Charlie Sheen, 50, ended days of intense media speculation by confirming he is HIV positive on NBC’s Today show.
“I have to put a stop to this onslaught, this barrage of attacks and of sub-truths,” Charlie Sheen told Matt Lauer, adding he was diagnosed in 2011.
Photo Twitter
“It’s a hard three letters to absorb,” the actor went on, saying his “shame and anger” at the initial diagnosis led to “substance abuse and fathomless drinking”.
Charlie Sheen said he felt “the responsibility to better myself and help a lot of other people”.

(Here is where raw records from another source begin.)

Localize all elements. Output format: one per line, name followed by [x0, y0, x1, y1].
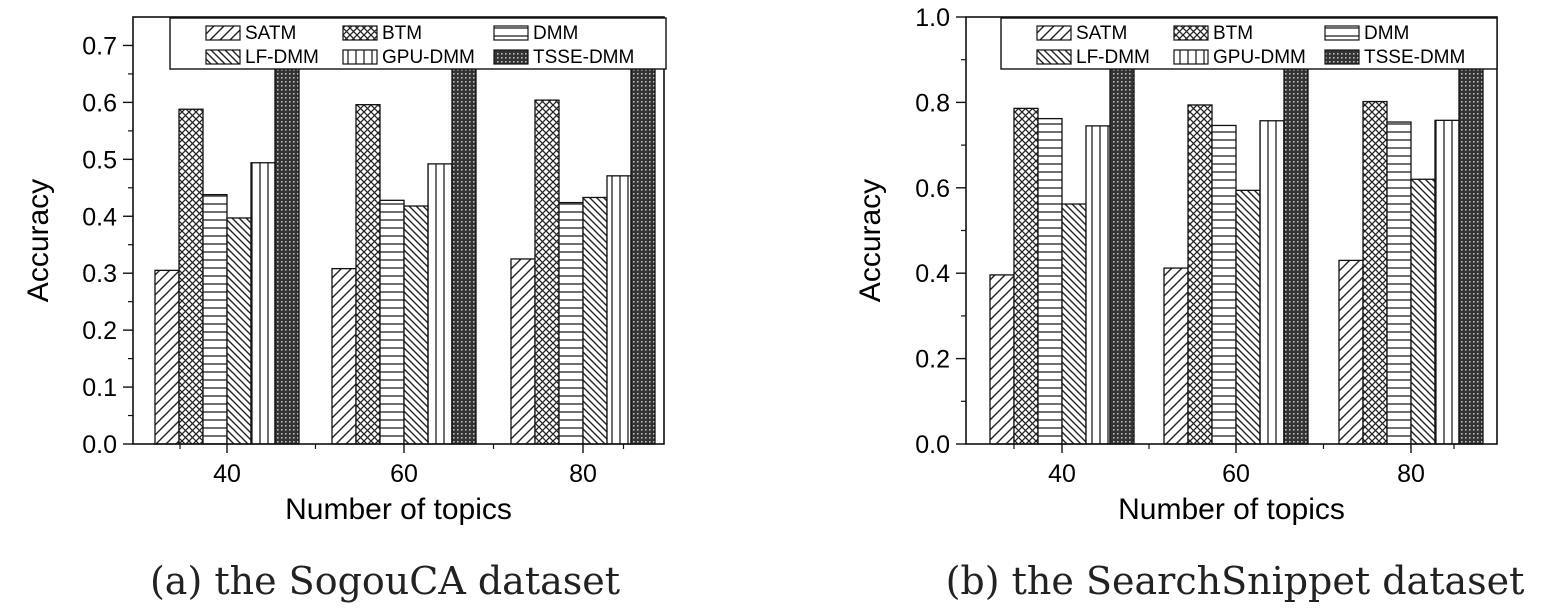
x-tick-label: 60: [1222, 460, 1250, 488]
bar-dmm-40: [202, 193, 228, 445]
legend-box: [1000, 17, 1498, 70]
y-tick-label: 0.2: [915, 346, 950, 374]
chart-sogouca: 0.0 0.1 0.2 0.3 0.4 0.5 0.6 0.7 40 60 80 Number of …: [22, 16, 667, 603]
legend-label-lf-dmm: LF-DMM: [245, 47, 319, 68]
bar-lf-dmm-80: [582, 196, 608, 445]
y-tick-label: 0.6: [82, 89, 117, 117]
y-tick-label: 0.0: [915, 431, 950, 459]
bar-btm-60: [355, 104, 381, 445]
legend-label-lf-dmm: LF-DMM: [1076, 47, 1150, 68]
bar-satm-40: [154, 269, 180, 445]
legend-label-tsse-dmm: TSSE-DMM: [533, 47, 634, 68]
legend-label-satm: SATM: [1076, 23, 1127, 44]
bar-tsse-dmm-40: [1109, 65, 1135, 445]
bar-gpu-dmm-40: [1085, 125, 1111, 445]
legend-label-dmm: DMM: [533, 23, 578, 44]
bar-btm-80: [534, 99, 560, 445]
bar-btm-80: [1362, 100, 1388, 445]
figure-caption: (b) the SearchSnippet dataset: [946, 559, 1525, 603]
bar-gpu-dmm-60: [1259, 120, 1285, 445]
legend-label-satm: SATM: [245, 23, 296, 44]
x-tick-label: 80: [569, 460, 597, 488]
bar-lf-dmm-40: [226, 217, 252, 445]
legend-swatch-satm: [205, 25, 241, 41]
bar-satm-60: [1163, 267, 1189, 445]
bar-tsse-dmm-80: [1458, 63, 1484, 445]
chart-searchsnippet: 0.0 0.2 0.4 0.6 0.8 1.0 40 60 80 Number of topics…: [854, 4, 1524, 603]
bar-btm-40: [178, 108, 204, 445]
legend-label-gpu-dmm: GPU-DMM: [382, 47, 475, 68]
legend-swatch-lf-dmm: [205, 49, 241, 65]
legend-label-btm: BTM: [1213, 23, 1253, 44]
bar-lf-dmm-40: [1061, 203, 1087, 445]
bar-gpu-dmm-80: [606, 175, 632, 445]
x-tick-label: 60: [390, 460, 418, 488]
y-tick-label: 1.0: [915, 4, 950, 32]
y-tick-label: 0.5: [82, 146, 117, 174]
x-axis-label: Number of topics: [1118, 493, 1345, 526]
y-tick-label: 0.4: [915, 260, 950, 288]
y-tick-label: 0.1: [82, 374, 117, 402]
x-axis-label: Number of topics: [285, 493, 512, 526]
plot-frame: [132, 16, 665, 445]
bar-dmm-40: [1037, 117, 1063, 445]
legend-swatch-gpu-dmm: [1173, 49, 1209, 65]
legend-swatch-btm: [1173, 25, 1209, 41]
y-axis-label: Accuracy: [22, 179, 55, 302]
bar-satm-60: [331, 267, 357, 445]
legend-box: [169, 17, 667, 70]
legend-swatch-lf-dmm: [1036, 49, 1072, 65]
legend-swatch-gpu-dmm: [342, 49, 378, 65]
y-tick-label: 0.7: [82, 32, 117, 60]
bar-gpu-dmm-60: [427, 163, 453, 445]
x-tick-label: 40: [1048, 460, 1076, 488]
legend-label-tsse-dmm: TSSE-DMM: [1364, 47, 1465, 68]
legend-swatch-dmm: [1324, 25, 1360, 41]
y-tick-label: 0.4: [82, 203, 117, 231]
bar-tsse-dmm-60: [451, 63, 477, 445]
y-tick-label: 0.0: [82, 431, 117, 459]
y-tick-label: 0.3: [82, 260, 117, 288]
legend-swatch-btm: [342, 25, 378, 41]
bar-tsse-dmm-80: [630, 52, 656, 445]
bar-tsse-dmm-60: [1283, 64, 1309, 445]
x-tick-label: 80: [1397, 460, 1425, 488]
bar-gpu-dmm-80: [1434, 119, 1460, 445]
x-tick-label: 40: [213, 460, 241, 488]
bar-dmm-60: [379, 199, 405, 445]
legend-swatch-dmm: [493, 25, 529, 41]
bar-satm-80: [510, 258, 536, 445]
bar-tsse-dmm-40: [274, 63, 300, 445]
bar-satm-40: [989, 274, 1015, 445]
bar-dmm-80: [1386, 121, 1412, 445]
legend-swatch-tsse-dmm: [493, 49, 529, 65]
legend-swatch-satm: [1036, 25, 1072, 41]
bar-btm-40: [1013, 107, 1039, 445]
bar-dmm-60: [1211, 124, 1237, 445]
bar-lf-dmm-60: [403, 205, 429, 445]
legend-label-gpu-dmm: GPU-DMM: [1213, 47, 1306, 68]
bar-dmm-80: [558, 201, 584, 445]
figure-caption: (a) the SogouCA dataset: [150, 559, 620, 603]
bar-btm-60: [1187, 104, 1213, 445]
legend-label-btm: BTM: [382, 23, 422, 44]
bar-lf-dmm-60: [1235, 189, 1261, 445]
bar-satm-80: [1338, 259, 1364, 445]
y-tick-label: 0.2: [82, 317, 117, 345]
bar-lf-dmm-80: [1410, 178, 1436, 445]
legend-label-dmm: DMM: [1364, 23, 1409, 44]
y-tick-label: 0.8: [915, 89, 950, 117]
bar-gpu-dmm-40: [250, 162, 276, 445]
y-axis-label: Accuracy: [854, 179, 887, 302]
y-tick-label: 0.6: [915, 175, 950, 203]
legend-swatch-tsse-dmm: [1324, 49, 1360, 65]
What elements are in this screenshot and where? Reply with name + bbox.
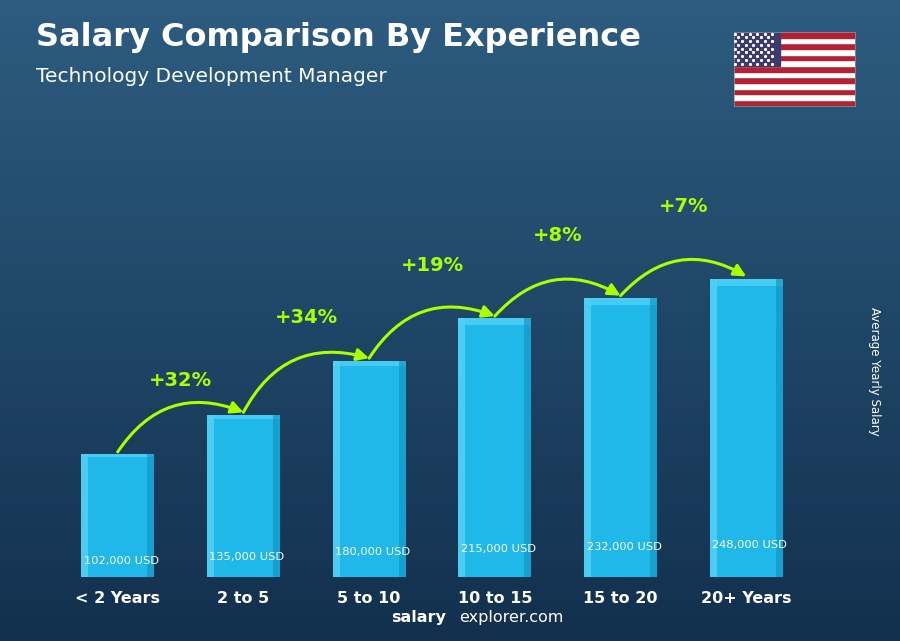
Bar [207,415,214,577]
Text: +19%: +19% [400,256,464,275]
Bar [734,94,855,100]
Bar [81,454,154,458]
Bar [650,298,657,577]
Bar [734,32,855,38]
Bar [734,38,855,44]
Text: Average Yearly Salary: Average Yearly Salary [868,308,881,436]
Bar [734,60,855,66]
Text: +7%: +7% [659,197,708,216]
Bar [273,415,280,577]
Text: explorer.com: explorer.com [459,610,563,625]
Bar [458,319,531,325]
Bar [734,54,855,60]
Text: +8%: +8% [533,226,582,245]
Bar [734,100,855,106]
Bar [584,298,657,577]
Bar [734,32,779,66]
Bar [734,66,855,72]
Text: 232,000 USD: 232,000 USD [587,542,662,552]
Bar [399,360,406,577]
Bar [734,83,855,88]
Bar [458,319,531,577]
Bar [734,78,855,83]
Text: 215,000 USD: 215,000 USD [461,544,536,554]
Text: salary: salary [392,610,446,625]
Bar [458,319,465,577]
Bar [525,319,531,577]
Bar [81,454,154,577]
Bar [333,360,406,577]
Bar [710,279,716,577]
Bar [584,298,591,577]
Text: +34%: +34% [274,308,338,327]
Bar [776,279,783,577]
Text: 180,000 USD: 180,000 USD [335,547,410,558]
Bar [734,44,855,49]
Bar [734,72,855,78]
Bar [207,415,280,419]
Text: +32%: +32% [149,372,212,390]
Bar [207,415,280,577]
Bar [710,279,783,287]
Bar [148,454,154,577]
Bar [734,88,855,94]
Text: 135,000 USD: 135,000 USD [210,553,284,562]
Bar [333,360,406,366]
Bar [734,49,855,54]
Bar [333,360,339,577]
Text: 102,000 USD: 102,000 USD [84,556,158,566]
Text: 248,000 USD: 248,000 USD [712,540,788,550]
Bar [584,298,657,305]
Bar [710,279,783,577]
Text: Technology Development Manager: Technology Development Manager [36,67,387,87]
Text: Salary Comparison By Experience: Salary Comparison By Experience [36,22,641,53]
Bar [81,454,88,577]
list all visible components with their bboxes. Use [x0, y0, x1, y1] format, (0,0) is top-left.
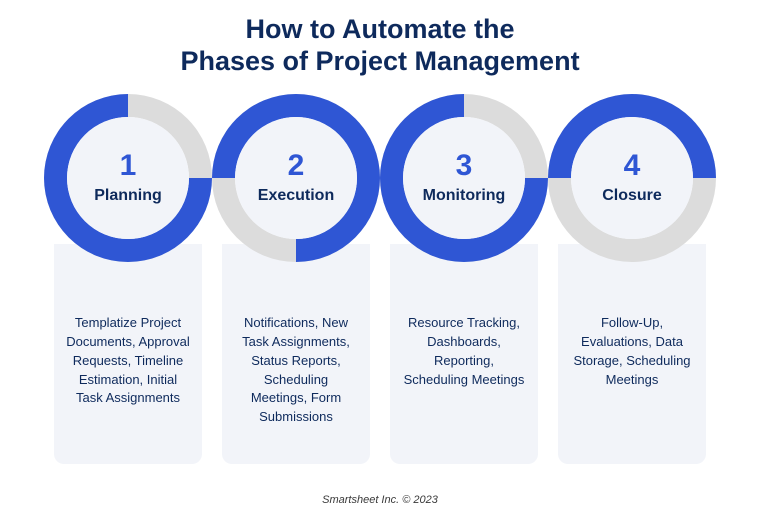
- phase-label: Planning: [94, 187, 162, 205]
- phase-ring: 4 Closure: [548, 94, 716, 262]
- phase-number: 4: [624, 151, 641, 181]
- phase-desc-box: Notifications, New Task Assignments, Sta…: [222, 244, 370, 464]
- phase-ring: 2 Execution: [212, 94, 380, 262]
- phase-label: Execution: [258, 187, 334, 205]
- phase-number: 3: [456, 151, 473, 181]
- footer-attribution: Smartsheet Inc. © 2023: [0, 494, 760, 506]
- phase-desc-text: Templatize Project Documents, Approval R…: [66, 315, 190, 405]
- phase-ring: 1 Planning: [44, 94, 212, 262]
- phase-inner-disc: 3 Monitoring: [403, 117, 525, 239]
- phase-desc-box: Templatize Project Documents, Approval R…: [54, 244, 202, 464]
- title-line-2: Phases of Project Management: [180, 46, 579, 76]
- phase-label: Closure: [602, 187, 662, 205]
- phase-inner-disc: 4 Closure: [571, 117, 693, 239]
- phase-inner-disc: 1 Planning: [67, 117, 189, 239]
- phase-number: 2: [288, 151, 305, 181]
- phase-inner-disc: 2 Execution: [235, 117, 357, 239]
- footer-text: Smartsheet Inc. © 2023: [322, 494, 438, 506]
- phase-desc-text: Resource Tracking, Dashboards, Reporting…: [404, 315, 525, 387]
- phase-desc-text: Follow-Up, Evaluations, Data Storage, Sc…: [573, 315, 690, 387]
- phase-number: 1: [120, 151, 137, 181]
- phase-ring: 3 Monitoring: [380, 94, 548, 262]
- phase-desc-box: Resource Tracking, Dashboards, Reporting…: [390, 244, 538, 464]
- title-line-1: How to Automate the: [246, 14, 515, 44]
- phase-label: Monitoring: [423, 187, 506, 205]
- phase-desc-box: Follow-Up, Evaluations, Data Storage, Sc…: [558, 244, 706, 464]
- infographic-canvas: How to Automate the Phases of Project Ma…: [0, 0, 760, 514]
- phase-desc-text: Notifications, New Task Assignments, Sta…: [242, 315, 350, 424]
- page-title: How to Automate the Phases of Project Ma…: [0, 14, 760, 78]
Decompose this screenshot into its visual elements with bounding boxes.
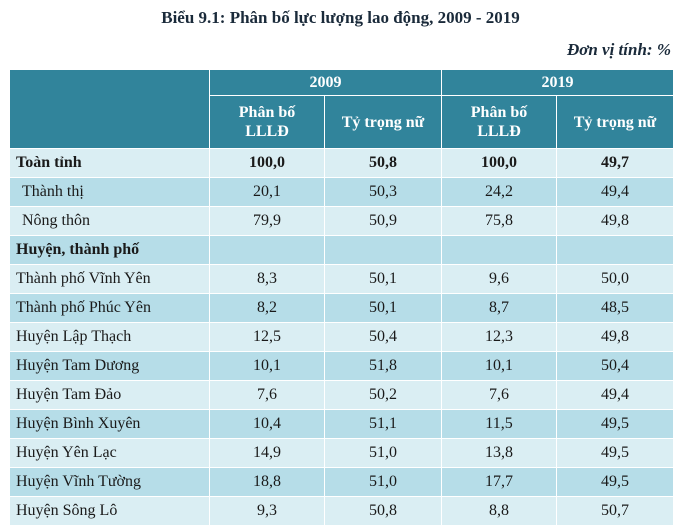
cell-2009-distribution: 14,9 bbox=[209, 438, 325, 468]
cell-2009-distribution: 9,3 bbox=[209, 496, 325, 526]
cell-2019-distribution: 9,6 bbox=[441, 264, 557, 294]
row-label: Nông thôn bbox=[9, 206, 210, 236]
table-row: Huyện Sông Lô 9,3 50,8 8,8 50,7 bbox=[9, 496, 674, 526]
row-label: Huyện, thành phố bbox=[9, 235, 210, 265]
row-label: Thành thị bbox=[9, 177, 210, 207]
cell-2009-female: 50,3 bbox=[324, 177, 442, 207]
cell-2009-female: 50,8 bbox=[324, 148, 442, 178]
cell-2009-distribution bbox=[209, 235, 325, 265]
cell-2009-female: 51,1 bbox=[324, 409, 442, 439]
table-row: Toàn tỉnh 100,0 50,8 100,0 49,7 bbox=[9, 148, 674, 178]
cell-2019-distribution: 8,8 bbox=[441, 496, 557, 526]
header-distribution-2009: Phân bố LLLĐ bbox=[209, 95, 325, 149]
row-label: Huyện Bình Xuyên bbox=[9, 409, 210, 439]
header-year-2019: 2019 bbox=[441, 69, 674, 96]
cell-2019-female: 49,4 bbox=[556, 380, 674, 410]
table-row: Huyện Bình Xuyên 10,4 51,1 11,5 49,5 bbox=[9, 409, 674, 439]
row-label: Huyện Tam Đảo bbox=[9, 380, 210, 410]
cell-2009-female: 51,0 bbox=[324, 438, 442, 468]
cell-2009-distribution: 10,1 bbox=[209, 351, 325, 381]
table-row: Huyện Tam Đảo 7,6 50,2 7,6 49,4 bbox=[9, 380, 674, 410]
cell-2019-female: 49,8 bbox=[556, 206, 674, 236]
table-title: Biểu 9.1: Phân bố lực lượng lao động, 20… bbox=[161, 8, 520, 27]
table-row: Thành phố Phúc Yên 8,2 50,1 8,7 48,5 bbox=[9, 293, 674, 323]
cell-2009-female: 51,8 bbox=[324, 351, 442, 381]
row-label: Huyện Tam Dương bbox=[9, 351, 210, 381]
cell-2019-female: 49,7 bbox=[556, 148, 674, 178]
cell-2019-distribution: 24,2 bbox=[441, 177, 557, 207]
row-label: Toàn tỉnh bbox=[9, 148, 210, 178]
header-female-2009: Tỷ trọng nữ bbox=[324, 95, 442, 149]
cell-2019-distribution bbox=[441, 235, 557, 265]
cell-2019-distribution: 13,8 bbox=[441, 438, 557, 468]
row-label: Huyện Sông Lô bbox=[9, 496, 210, 526]
cell-2019-distribution: 17,7 bbox=[441, 467, 557, 497]
header-distribution-line1: Phân bố bbox=[238, 104, 296, 121]
cell-2009-distribution: 18,8 bbox=[209, 467, 325, 497]
header-distribution-line1: Phân bố bbox=[470, 104, 528, 121]
cell-2009-female: 50,8 bbox=[324, 496, 442, 526]
table-row: Huyện Yên Lạc 14,9 51,0 13,8 49,5 bbox=[9, 438, 674, 468]
table-row: Huyện, thành phố bbox=[9, 235, 674, 265]
header-year-2009: 2009 bbox=[209, 69, 442, 96]
cell-2009-distribution: 20,1 bbox=[209, 177, 325, 207]
row-label: Thành phố Vĩnh Yên bbox=[9, 264, 210, 294]
cell-2009-female: 50,4 bbox=[324, 322, 442, 352]
cell-2019-female: 49,5 bbox=[556, 438, 674, 468]
header-female-2019: Tỷ trọng nữ bbox=[556, 95, 674, 149]
table-row: Huyện Tam Dương 10,1 51,8 10,1 50,4 bbox=[9, 351, 674, 381]
cell-2009-female bbox=[324, 235, 442, 265]
cell-2009-female: 50,1 bbox=[324, 264, 442, 294]
cell-2019-female: 50,0 bbox=[556, 264, 674, 294]
row-label: Huyện Vĩnh Tường bbox=[9, 467, 210, 497]
cell-2009-distribution: 10,4 bbox=[209, 409, 325, 439]
cell-2009-female: 50,1 bbox=[324, 293, 442, 323]
cell-2019-distribution: 11,5 bbox=[441, 409, 557, 439]
row-label: Huyện Lập Thạch bbox=[9, 322, 210, 352]
cell-2009-female: 50,9 bbox=[324, 206, 442, 236]
table-row: Huyện Vĩnh Tường 18,8 51,0 17,7 49,5 bbox=[9, 467, 674, 497]
cell-2009-female: 51,0 bbox=[324, 467, 442, 497]
cell-2019-female: 48,5 bbox=[556, 293, 674, 323]
header-distribution-2019: Phân bố LLLĐ bbox=[441, 95, 557, 149]
labor-distribution-table: 2009 2019 Phân bố LLLĐ Tỷ trọng nữ Phân … bbox=[9, 69, 674, 526]
table-row: Thành thị 20,1 50,3 24,2 49,4 bbox=[9, 177, 674, 207]
cell-2019-distribution: 10,1 bbox=[441, 351, 557, 381]
cell-2019-female: 50,7 bbox=[556, 496, 674, 526]
cell-2009-distribution: 12,5 bbox=[209, 322, 325, 352]
header-empty-cell bbox=[9, 69, 210, 149]
header-distribution-line2: LLLĐ bbox=[245, 123, 289, 140]
cell-2019-distribution: 12,3 bbox=[441, 322, 557, 352]
table-row: Huyện Lập Thạch 12,5 50,4 12,3 49,8 bbox=[9, 322, 674, 352]
cell-2019-female: 49,8 bbox=[556, 322, 674, 352]
table-row: Thành phố Vĩnh Yên 8,3 50,1 9,6 50,0 bbox=[9, 264, 674, 294]
cell-2009-distribution: 79,9 bbox=[209, 206, 325, 236]
cell-2019-female: 50,4 bbox=[556, 351, 674, 381]
cell-2019-female: 49,5 bbox=[556, 409, 674, 439]
cell-2019-distribution: 8,7 bbox=[441, 293, 557, 323]
cell-2019-distribution: 75,8 bbox=[441, 206, 557, 236]
cell-2019-distribution: 7,6 bbox=[441, 380, 557, 410]
row-label: Thành phố Phúc Yên bbox=[9, 293, 210, 323]
cell-2019-distribution: 100,0 bbox=[441, 148, 557, 178]
cell-2009-distribution: 8,2 bbox=[209, 293, 325, 323]
cell-2019-female: 49,5 bbox=[556, 467, 674, 497]
unit-note: Đơn vị tính: % bbox=[566, 40, 671, 59]
cell-2009-female: 50,2 bbox=[324, 380, 442, 410]
row-label: Huyện Yên Lạc bbox=[9, 438, 210, 468]
cell-2019-female bbox=[556, 235, 674, 265]
cell-2009-distribution: 100,0 bbox=[209, 148, 325, 178]
cell-2009-distribution: 8,3 bbox=[209, 264, 325, 294]
header-distribution-line2: LLLĐ bbox=[477, 123, 521, 140]
cell-2009-distribution: 7,6 bbox=[209, 380, 325, 410]
cell-2019-female: 49,4 bbox=[556, 177, 674, 207]
table-row: Nông thôn 79,9 50,9 75,8 49,8 bbox=[9, 206, 674, 236]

“With what we’re doing today, others may come up and say, <<Thanks Charlie, thanks for kicking the door open>>,” he said in an interview broadcast on November 17.
“He had been leading up to this… for several months, and we kept encouraging him to do it,” Martin Sheen revealed at the Global Financial Leadership Conference on the same day.
“He kept backing away and backing away because it was like going to his own execution, I guess. It was the most difficult thing he’d ever done.”
Martin Sheen, who was appearing at a panel event with House of Cards star Kevin Spacey, said he felt “a great sense of relief” his son had chosen to make his public admission.
“I left him a message, and I said that if I had that much courage, I would change the world.”
Martin Sheen appeared alongside his son in 1987’s Wall Street and again in the 1993 comedy Hot Shots! Part Deux.
Charlie Sheen’s father played a fictional president in The West Wing, a TV drama that ran for seven seasons.